Generic liothyronine (25 mcg, 30 tablets) costs approximately $20 to $30 at major US pharmacies. Armour Thyroid (1 grain, 100 tablets) ranges from $45 to $75 depending on pharmacy. Both are typically covered by insurance with a valid hypothyroidism diagnosis code, though prior authorization may be required for NDT.

Compounded Liothyronine

Slow-release compounded liothyronine capsules are an alternative to standard tablets. A 2017 randomized crossover trial (Idrees et al., Thyroid, N=50) found that sustained-release T3 produced fewer T3 peak-trough fluctuations than immediate-release liothyronine and was better tolerated in patients sensitive to peak T3 symptoms [18]. Compounded preparations are not FDA-approved, however, and potency variability is a documented concern [19].

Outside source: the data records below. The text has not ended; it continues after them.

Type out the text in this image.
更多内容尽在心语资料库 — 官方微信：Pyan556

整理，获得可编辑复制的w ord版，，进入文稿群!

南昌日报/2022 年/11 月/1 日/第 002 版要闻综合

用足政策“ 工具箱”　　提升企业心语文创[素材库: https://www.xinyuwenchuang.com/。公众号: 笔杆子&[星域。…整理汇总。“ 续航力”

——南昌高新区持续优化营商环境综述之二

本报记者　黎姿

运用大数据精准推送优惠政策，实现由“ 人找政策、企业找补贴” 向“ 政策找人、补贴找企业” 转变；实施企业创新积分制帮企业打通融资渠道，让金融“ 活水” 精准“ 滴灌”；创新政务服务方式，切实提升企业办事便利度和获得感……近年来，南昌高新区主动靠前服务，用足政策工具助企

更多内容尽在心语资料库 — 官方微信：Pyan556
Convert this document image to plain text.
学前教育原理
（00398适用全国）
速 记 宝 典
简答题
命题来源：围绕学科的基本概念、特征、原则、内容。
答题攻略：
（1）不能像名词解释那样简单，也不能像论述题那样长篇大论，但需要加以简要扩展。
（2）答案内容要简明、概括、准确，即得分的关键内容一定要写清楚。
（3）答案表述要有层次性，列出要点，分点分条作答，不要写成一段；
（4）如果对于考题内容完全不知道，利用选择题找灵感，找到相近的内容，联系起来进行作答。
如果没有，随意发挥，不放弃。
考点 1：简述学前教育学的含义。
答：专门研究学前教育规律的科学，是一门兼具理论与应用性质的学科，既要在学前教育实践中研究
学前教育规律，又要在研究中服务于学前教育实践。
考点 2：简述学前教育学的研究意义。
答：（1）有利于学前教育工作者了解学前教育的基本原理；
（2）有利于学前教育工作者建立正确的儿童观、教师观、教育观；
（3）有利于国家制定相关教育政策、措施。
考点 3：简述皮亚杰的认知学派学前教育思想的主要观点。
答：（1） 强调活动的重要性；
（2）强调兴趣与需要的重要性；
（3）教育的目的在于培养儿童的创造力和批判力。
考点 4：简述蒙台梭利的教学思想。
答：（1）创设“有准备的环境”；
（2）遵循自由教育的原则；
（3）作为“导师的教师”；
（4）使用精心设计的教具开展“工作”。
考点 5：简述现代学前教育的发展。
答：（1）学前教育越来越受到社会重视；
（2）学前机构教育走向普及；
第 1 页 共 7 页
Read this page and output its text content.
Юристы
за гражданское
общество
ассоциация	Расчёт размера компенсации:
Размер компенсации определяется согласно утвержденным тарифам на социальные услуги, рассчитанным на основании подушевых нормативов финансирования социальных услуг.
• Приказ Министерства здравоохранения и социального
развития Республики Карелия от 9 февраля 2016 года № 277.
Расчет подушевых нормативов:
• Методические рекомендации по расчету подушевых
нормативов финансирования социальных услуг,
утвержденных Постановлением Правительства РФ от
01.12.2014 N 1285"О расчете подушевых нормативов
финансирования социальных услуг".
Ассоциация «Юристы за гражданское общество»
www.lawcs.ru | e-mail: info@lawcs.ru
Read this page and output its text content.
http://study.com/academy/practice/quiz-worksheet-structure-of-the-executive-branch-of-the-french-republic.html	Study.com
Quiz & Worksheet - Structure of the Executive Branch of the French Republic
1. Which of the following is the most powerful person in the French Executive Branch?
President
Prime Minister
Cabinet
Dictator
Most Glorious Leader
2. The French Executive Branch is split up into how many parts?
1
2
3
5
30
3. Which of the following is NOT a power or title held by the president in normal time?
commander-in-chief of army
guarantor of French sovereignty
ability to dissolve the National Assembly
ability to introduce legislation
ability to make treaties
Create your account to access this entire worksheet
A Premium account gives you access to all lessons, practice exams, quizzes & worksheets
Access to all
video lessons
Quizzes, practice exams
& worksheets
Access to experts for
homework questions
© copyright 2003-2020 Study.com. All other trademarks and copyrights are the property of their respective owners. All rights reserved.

Safety Signals to Watch After Switching

Both drugs can cause symptoms of excess thyroid hormone if doses are too high. Report the following to your prescriber promptly:

• Resting heart rate consistently above 90 beats per minute
• New or worsening palpitations
• Tremor, excessive sweating, or heat intolerance
• Unintended weight loss of more than 2 kg in 4 weeks
• Insomnia or anxiety new since starting the new medication

TSH below 0.1 mIU/L on two consecutive measurements indicates over-replacement and requires dose reduction [2]. Patients over 65 are at higher risk for atrial fibrillation from over-replacement; the target TSH range for this age group is generally 1.0 to 3.0 mIU/L rather than the 0.5 to 2.5 mIU/L often used for younger adults [9].